Thérèse renvoie toujours à son expérience ; c’est la terre où elle récolte sa connaissance et essaie de la partager avec ses compagnes de voyage sur le chemin de la perfection, comme elle dit. Ce que nous ne dirions plus aujourd’hui. Ce qui ne nous empêche pas de comprendre ce qu’elle veut dire.
Tous les écrits de Thérèse partent d’une intention forte et claire d’aider et de guider ses compagnes dans la vie contemplative. C’est ce qui lui donne cette atmosphère d’intimité ; on a l’impression qu’elle nous parle, comme une mère à ses enfants. Ils ne l’appelaient pas la Madre pour rien.
Elle guide ses soeurs sur le chemin intérieur du détachement de l’extériorité : des choses du monde auxquelles nous pouvons être attachés, jusqu’à l’image de soi à laquelle on peut être fortement identifiée. Elle connait le chemin ; elle parle à partir de son expérience ; et elle sait où mène ce chemin de transformation et de libération intérieure. C’est ce qui donne à ses écrits cette autorité que même les années n’altèrent pas. Thérèse n’élabore pas de concept autour de la foi ; elle essaie de transmettre son expérience d’engagement dans la vie contemplative.
Le chemin de la perfection de Thérèse est bien paradoxal ; car pour l’emprunter, il faut embrasser notre imperfection. C’est par le chemin de l’humilité que l’on avance sur le chemin de la perfection contemplative. En ne devenant rien, on s’ouvre au tout qui est présence irradiante à l’intérieur de soi.

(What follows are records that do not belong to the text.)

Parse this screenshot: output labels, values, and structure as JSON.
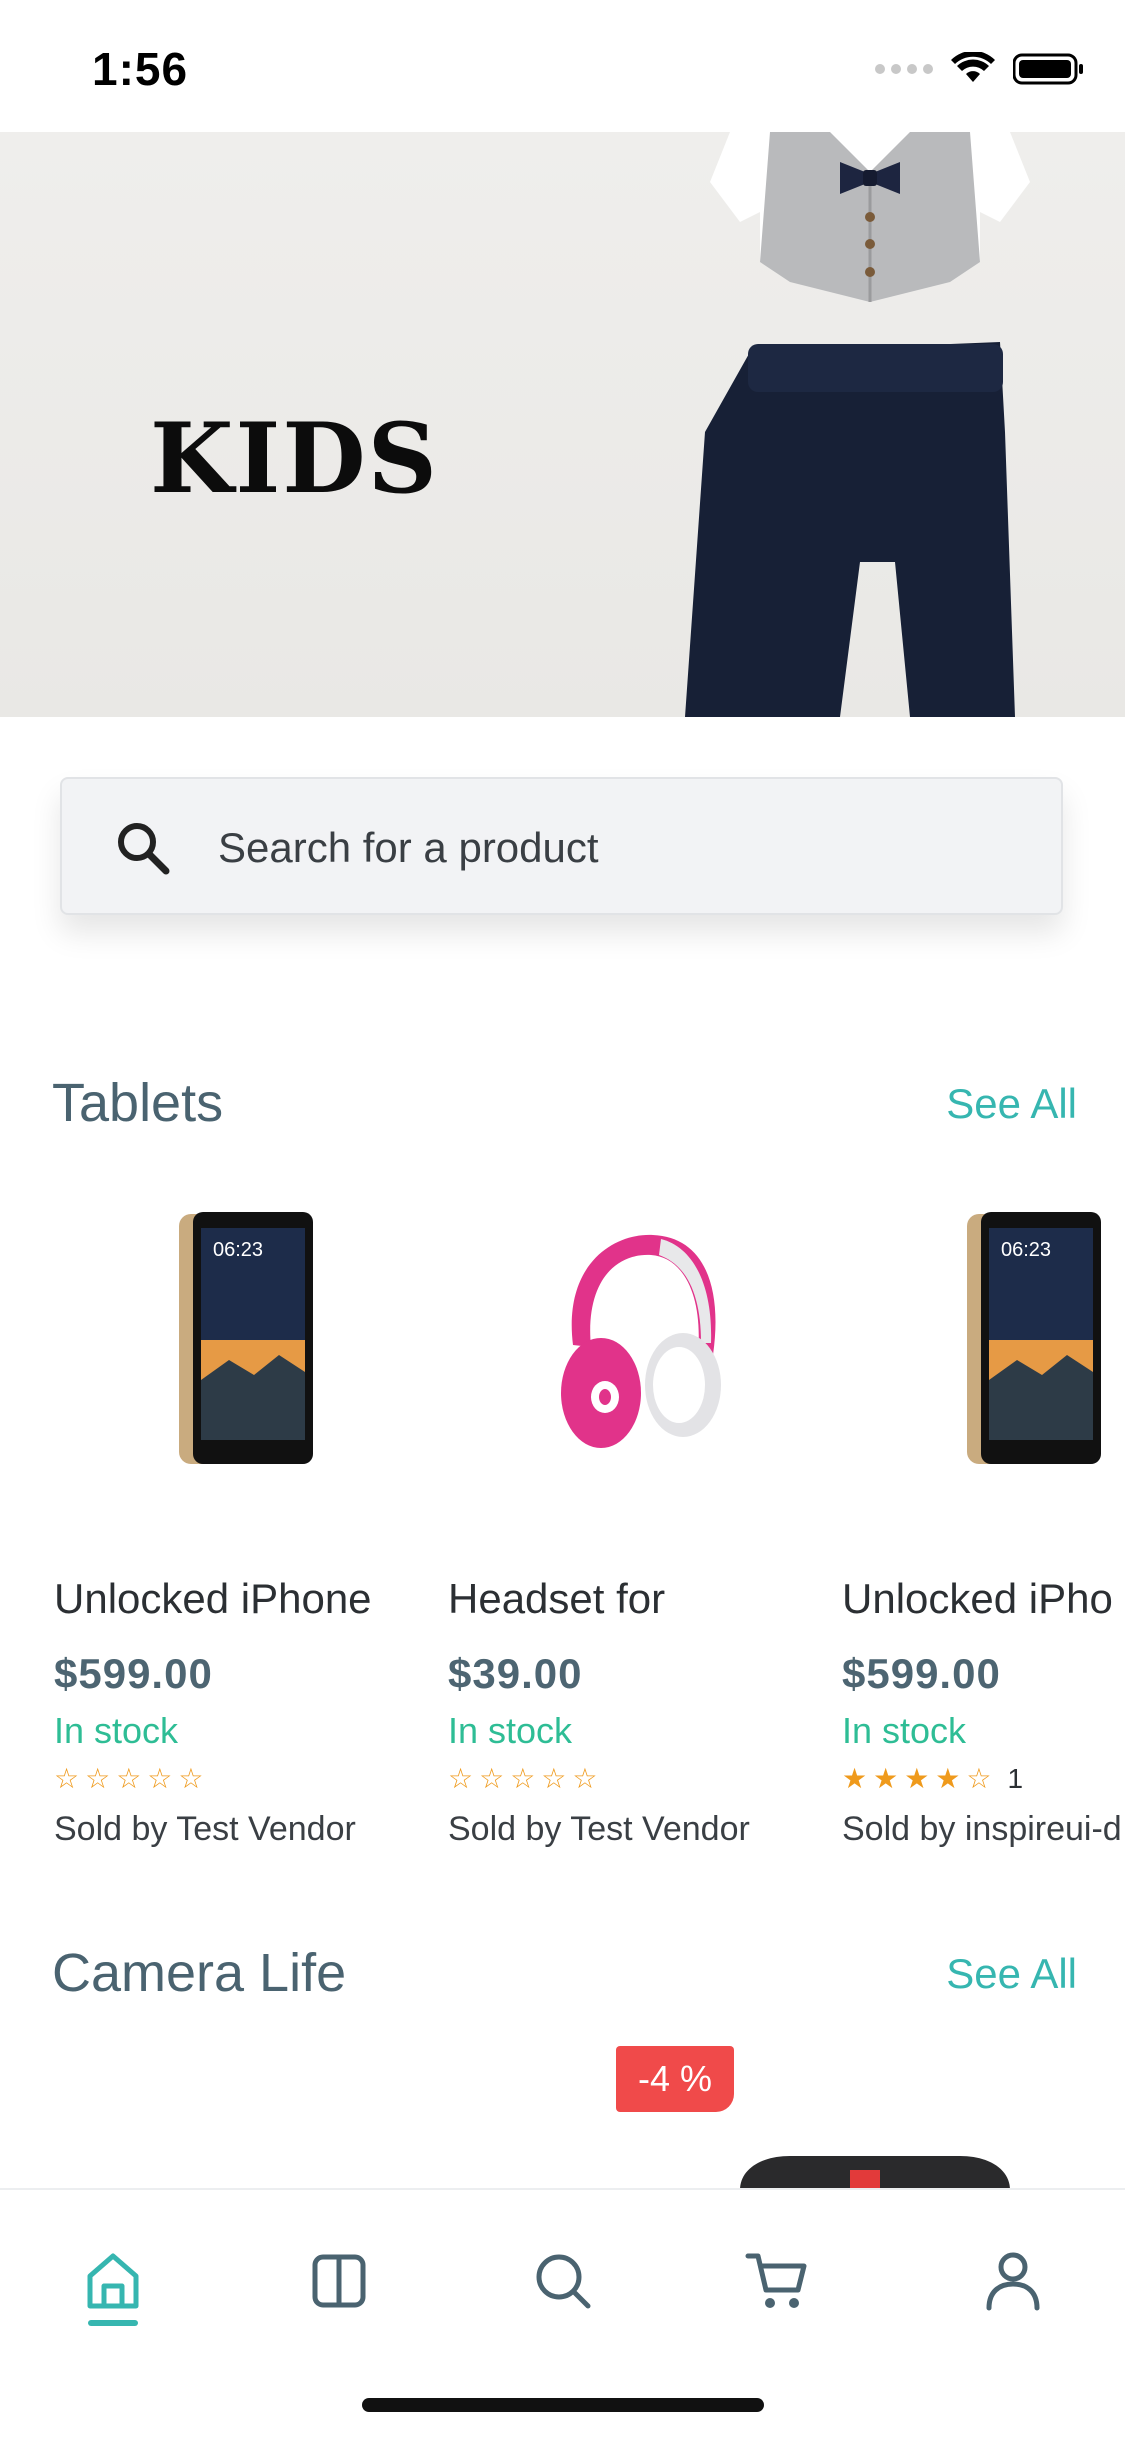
{
  "status_bar": {
    "time": "1:56"
  },
  "hero": {
    "title": "KIDS"
  },
  "search": {
    "placeholder": "Search for a product",
    "icon": "search-icon"
  },
  "sections": {
    "tablets": {
      "title": "Tablets",
      "see_all": "See All"
    },
    "camera": {
      "title": "Camera Life",
      "see_all": "See All",
      "discount": "-4 %"
    }
  },
  "products": [
    {
      "name": "Unlocked iPhone",
      "price": "$599.00",
      "stock": "In stock",
      "stars": "☆☆☆☆☆",
      "rating_count": "",
      "vendor": "Sold by Test Vendor",
      "image": "tablet"
    },
    {
      "name": "Headset for",
      "price": "$39.00",
      "stock": "In stock",
      "stars": "☆☆☆☆☆",
      "rating_count": "",
      "vendor": "Sold by Test Vendor",
      "image": "headphones"
    },
    {
      "name": "Unlocked iPho",
      "price": "$599.00",
      "stock": "In stock",
      "stars": "★★★★☆",
      "rating_count": "1",
      "vendor": "Sold by inspireui-d",
      "image": "tablet"
    }
  ],
  "nav": {
    "items": [
      "home-icon",
      "catalog-icon",
      "search-icon",
      "cart-icon",
      "profile-icon"
    ],
    "active": "home-icon"
  },
  "colors": {
    "accent": "#36b6b0",
    "stock": "#2ebd95",
    "price": "#4d6572",
    "discount": "#f04a4a",
    "star": "#ef9a1c"
  }
}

Le pouvoir être, tel qu’il vient à notre conscience, cherche son chemin vers le développement harmonieux de la vie. Il n’est pas fixé quelque part ; il n’a pas de structure ou d’identité à défendre. Son dynamisme ouvre l’éternité du présent sur le devenir en évolution. La dimension psychosociale de mon être se construit autour d’un centre figuratif : le moi avec son nom propre et son histoire. Ce centre est réel, mais il n’est pas tout ; il n’est rien. Vanité proclame la tradition spirituelle. Il ne faut pas entendre ce mot dans un sens moral, mais ontologique. Le moi n’est pas notre identité profonde ; il en est que la manifestation temporelle. Elle peut être une manifestation authentique de la dimension spirituelle de l’être, ou une déformation qui engendre le chaos et la destruction.
J’essaie encore d’exprimer quelque chose sans y parvenir. Cela m’arrive constamment. C’est un peu pénible par moments ; mais c’est le chemin de la pensée qui essaie de s’accorder avec la vie ; elle cherche à tâtons son chemin dans les broussailles.